Alla fine, però, la nuova classe politica insediatasi a Washington capì che in un Paese dove uno dei principi di base era l’uguaglianza non poteva sopravvivere quella pratica brutale e si cercò di limitarla dapprima e poi vietarla dando luogo a quella che fu una vera e propria lotta fratricida tra Stati del Nord , industrialmente più avanzati, e quelli del Sud, maggiormente attaccati alle tradizioni.

Fu una guerra lunga, ma alla fine prevalsero gli Stati del Nord e si giunse alla riunificazione di tutto il Paese, anche se ciò costò la vita al più convinto assertore del nuovo corso, il Presidente Abramo Lincoln.

Abolita per legge, la schiavitù si trasformò in una sorta di “apartheid”, con scuole, trasporti, ospedali rigorosamente separati tra bianchi e neri.
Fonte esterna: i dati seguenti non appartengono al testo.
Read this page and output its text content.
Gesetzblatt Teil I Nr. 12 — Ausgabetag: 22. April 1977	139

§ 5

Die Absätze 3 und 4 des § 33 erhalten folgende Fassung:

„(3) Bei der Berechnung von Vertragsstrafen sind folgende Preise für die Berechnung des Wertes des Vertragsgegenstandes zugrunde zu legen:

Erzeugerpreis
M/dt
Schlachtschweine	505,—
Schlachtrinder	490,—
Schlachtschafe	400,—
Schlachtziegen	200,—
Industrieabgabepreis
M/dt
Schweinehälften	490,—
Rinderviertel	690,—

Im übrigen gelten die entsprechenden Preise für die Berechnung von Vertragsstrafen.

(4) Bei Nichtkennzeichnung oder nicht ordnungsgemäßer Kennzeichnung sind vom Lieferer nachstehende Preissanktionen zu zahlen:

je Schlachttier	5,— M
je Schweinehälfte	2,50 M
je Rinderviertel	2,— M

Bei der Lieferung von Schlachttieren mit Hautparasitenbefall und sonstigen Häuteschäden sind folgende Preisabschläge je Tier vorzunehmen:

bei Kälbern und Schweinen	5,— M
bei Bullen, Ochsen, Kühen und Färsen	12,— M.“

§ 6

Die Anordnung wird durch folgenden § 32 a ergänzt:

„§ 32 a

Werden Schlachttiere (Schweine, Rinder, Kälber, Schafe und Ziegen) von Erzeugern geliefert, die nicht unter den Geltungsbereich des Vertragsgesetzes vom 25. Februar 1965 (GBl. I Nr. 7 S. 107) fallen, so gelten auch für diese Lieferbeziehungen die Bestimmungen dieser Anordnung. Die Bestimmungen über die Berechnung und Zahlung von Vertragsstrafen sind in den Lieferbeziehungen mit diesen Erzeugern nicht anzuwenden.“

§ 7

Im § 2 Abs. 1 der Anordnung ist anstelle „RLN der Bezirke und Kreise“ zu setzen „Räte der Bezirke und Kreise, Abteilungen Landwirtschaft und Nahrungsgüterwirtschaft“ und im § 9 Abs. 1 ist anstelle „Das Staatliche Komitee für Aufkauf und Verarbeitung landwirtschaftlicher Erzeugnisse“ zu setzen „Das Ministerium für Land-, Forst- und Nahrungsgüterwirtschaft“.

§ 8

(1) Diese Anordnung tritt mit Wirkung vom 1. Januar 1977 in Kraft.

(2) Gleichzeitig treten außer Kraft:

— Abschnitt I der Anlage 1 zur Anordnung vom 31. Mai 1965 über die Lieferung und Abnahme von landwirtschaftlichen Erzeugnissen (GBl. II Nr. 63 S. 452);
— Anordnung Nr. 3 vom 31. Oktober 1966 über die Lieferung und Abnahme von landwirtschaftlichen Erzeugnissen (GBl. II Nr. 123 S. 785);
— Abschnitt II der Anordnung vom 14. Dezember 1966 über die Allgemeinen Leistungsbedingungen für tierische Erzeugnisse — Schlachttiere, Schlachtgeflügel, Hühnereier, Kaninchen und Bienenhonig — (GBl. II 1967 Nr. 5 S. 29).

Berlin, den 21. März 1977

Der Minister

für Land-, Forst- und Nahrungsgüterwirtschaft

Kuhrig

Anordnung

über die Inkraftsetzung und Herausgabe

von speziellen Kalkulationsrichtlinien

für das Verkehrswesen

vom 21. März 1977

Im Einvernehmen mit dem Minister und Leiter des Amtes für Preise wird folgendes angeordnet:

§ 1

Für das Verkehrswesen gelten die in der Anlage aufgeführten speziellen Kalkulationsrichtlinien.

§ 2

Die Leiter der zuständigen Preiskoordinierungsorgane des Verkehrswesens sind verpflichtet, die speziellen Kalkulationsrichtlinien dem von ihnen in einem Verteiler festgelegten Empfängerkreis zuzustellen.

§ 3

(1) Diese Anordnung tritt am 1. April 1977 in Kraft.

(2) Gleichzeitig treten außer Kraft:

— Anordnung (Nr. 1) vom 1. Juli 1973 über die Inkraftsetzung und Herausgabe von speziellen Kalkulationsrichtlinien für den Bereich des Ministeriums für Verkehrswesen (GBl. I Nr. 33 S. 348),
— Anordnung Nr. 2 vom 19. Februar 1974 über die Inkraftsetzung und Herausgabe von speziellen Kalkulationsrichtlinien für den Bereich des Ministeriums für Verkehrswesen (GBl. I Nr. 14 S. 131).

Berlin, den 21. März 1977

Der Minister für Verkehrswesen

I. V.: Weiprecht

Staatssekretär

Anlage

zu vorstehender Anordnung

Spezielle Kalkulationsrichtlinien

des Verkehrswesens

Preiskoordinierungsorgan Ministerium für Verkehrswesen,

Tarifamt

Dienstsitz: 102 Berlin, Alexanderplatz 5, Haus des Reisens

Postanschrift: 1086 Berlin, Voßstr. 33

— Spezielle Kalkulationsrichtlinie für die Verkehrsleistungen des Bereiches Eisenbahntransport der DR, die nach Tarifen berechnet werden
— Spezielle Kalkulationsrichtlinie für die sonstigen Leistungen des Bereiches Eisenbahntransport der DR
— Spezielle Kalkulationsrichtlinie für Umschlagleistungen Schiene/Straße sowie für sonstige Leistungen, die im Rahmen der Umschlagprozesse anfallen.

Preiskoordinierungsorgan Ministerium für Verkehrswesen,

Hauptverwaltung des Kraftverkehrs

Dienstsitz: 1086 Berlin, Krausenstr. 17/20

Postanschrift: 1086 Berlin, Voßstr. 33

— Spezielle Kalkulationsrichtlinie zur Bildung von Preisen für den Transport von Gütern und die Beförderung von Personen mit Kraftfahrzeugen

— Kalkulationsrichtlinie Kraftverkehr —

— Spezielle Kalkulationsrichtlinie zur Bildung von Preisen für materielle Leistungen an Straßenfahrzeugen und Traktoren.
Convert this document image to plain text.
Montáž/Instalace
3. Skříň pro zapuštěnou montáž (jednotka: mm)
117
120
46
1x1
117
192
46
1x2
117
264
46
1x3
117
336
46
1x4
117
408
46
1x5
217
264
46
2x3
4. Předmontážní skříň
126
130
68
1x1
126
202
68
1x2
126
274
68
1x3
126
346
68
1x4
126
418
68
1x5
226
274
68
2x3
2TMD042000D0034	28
Indicativa dell’atmosfera allora esistente è la circostanza che ancora nel 1957 dovette intervenire l’esercito per permettere l’ingresso in una scuola di Little Rock, in Arkansas, a nove studenti di colore che il governatore di quello Stato aveva allontanato.

L’avvento del generale Colin Powell alla massima carica dell’esercito e infine la salita alla presidenza degli Stati Uniti di Barak Obama sembra aver sancito il nuovo stato delle cose. Ma è veramente così? Qualche legittimo dubbio sorge quando ancora oggi leggiamo che quasi giornalmente si verificano brutali aggressioni, se non uccisioni di neri ad opera di bianchi, soprattutto poliziotti.

Forse rimane ancora una parte di cammino da fare!